Adaptive mentalization-based integrative treatment (AMBIT) is a novel adaptation[1] (by Dickon Bevington, Peter Fuggle, Liz Cracknell, Peter Fonagy, Eia Asen, Mary Target, Neil Dawson and Rabia Malik) of the theory of mentalization and practices of mentalization-based treatment to address the needs of chaotic, complex and multiply comorbid youth, via team-based (predominantly outreach) multimodal practices.[2]
Previously called "Adolescent Mentalization Based Integrative Treatment", AMBIT changed its name to "Adaptive..." in recognition of the fact that it is now being used by a wide range of teams across the UK and internationally, that extend beyond the adolescent age range (adults with severe and enduring relational difficulties, families with children where there are safeguarding concerns, young adults, etc.) Adaptation is also at the heart of AMBIT, which encourages local teams to adapt, build upon, and share these adaptations to its core components; AMBIT aspires to be an Open-source model of therapy innovation. This name change was recognised in the recent book published by Oxford University Press [3]
These practices, shaped by an eightfold principled therapeutic stance and using mentalization as the integrating framework, balance the development of a strong therapeutic attachment to a key worker with strong peer-to-peer relationships between workers that are designed counteract the potential for destabilizing effects from such intense work.[4]
Mentalization is applied and fostered explicitly in four directions in AMBIT:
In addition, a range of manualized 'barefoot' adaptations of existing evidence-based treatment modalities are available to workers, but the approach also encourages the development of a culture of team-based reflection upon practice and outcomes, of learning, and of sharing. This has much in common with the notion of a "learning organisation" stance (see the work of Peter Senge) within local teams, but AMBIT includes the promotion of constrained and disciplined approaches to the local adaptation of each team's own wiki-based practice manual. These wikis come to represent specific local implementations that offer a "fit" for local cultures and service ecologies. The collaborative disciplines around their adaptation is a practice referred to as "manualization"; manualization is seen as analogous to mentalization at the level of the team (making sense of "why we practice in this way in that kind of situation", and broadcasting this transparently, with a view to improving this current understanding through feedback.)

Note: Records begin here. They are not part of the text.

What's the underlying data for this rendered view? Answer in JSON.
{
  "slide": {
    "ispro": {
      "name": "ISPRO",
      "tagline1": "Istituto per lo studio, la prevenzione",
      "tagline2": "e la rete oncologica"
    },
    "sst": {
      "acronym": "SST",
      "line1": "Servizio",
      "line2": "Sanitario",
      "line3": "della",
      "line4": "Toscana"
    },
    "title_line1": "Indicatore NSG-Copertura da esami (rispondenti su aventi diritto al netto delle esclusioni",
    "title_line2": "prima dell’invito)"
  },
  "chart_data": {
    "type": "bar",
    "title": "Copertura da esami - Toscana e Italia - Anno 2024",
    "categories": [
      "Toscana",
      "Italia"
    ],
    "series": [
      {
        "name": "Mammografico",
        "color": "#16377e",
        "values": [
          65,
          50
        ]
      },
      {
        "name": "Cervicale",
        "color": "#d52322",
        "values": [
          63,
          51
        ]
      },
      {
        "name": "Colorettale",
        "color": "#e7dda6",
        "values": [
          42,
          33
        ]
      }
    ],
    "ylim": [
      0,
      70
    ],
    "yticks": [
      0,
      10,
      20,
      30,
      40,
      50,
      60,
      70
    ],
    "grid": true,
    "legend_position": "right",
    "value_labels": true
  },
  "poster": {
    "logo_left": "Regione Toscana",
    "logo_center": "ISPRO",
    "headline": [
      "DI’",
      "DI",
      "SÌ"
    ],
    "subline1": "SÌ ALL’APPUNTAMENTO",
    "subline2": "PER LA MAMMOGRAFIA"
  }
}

AMBIT deploys an open-source wiki-based approach to treatment manualization[5] [6] based on TiddlyWiki; a server-side hosting platform allows multiple teams to develop their own locally adapted versions, each drawing on a shared common core of AMBIT material. Drawing on developments in programming, the authors have described the approach as an "open source approach to therapy".
As at March 2018, approximately 200 teams around the UK and internationally have been trained in AMBIT by the AMBIT program based at the Anna Freud National Centre for Children and Families charity in London. Encouraging early outcomes evaluative evidence has been published,[7] [8] but as a novel approach there are as yet no completed randomised controlled trials.
AMBIT is described in a number of independent reviews, including a 2018 review on "Psychotherapeutic interventions and contemporary developments: common and specific factors" in the BJPsych Advances journal.[9] It is described in Chapter 42 of the 3rd edition of "Child Psychology and Psychiatry Frameworks for Clnical Training and Practice [10] and in a review by the Youth Justice Working Group (2012),[11] the Centre for Mental Health, 2010.[12] and in a literature review on integrative psychotherapy for children and adolescents by Krueger and Glass.[13]
The AMBIT Collaboration was awarded the "Innovation Nation" award for Innovation in Collaboration from The Guardian newspaper and Virgin Business Media in 2012.[14]
AMBIT has been supported by grants from Comic Relief, the City Bridge Trust and the James Wentworth Stanley Memorial Fund.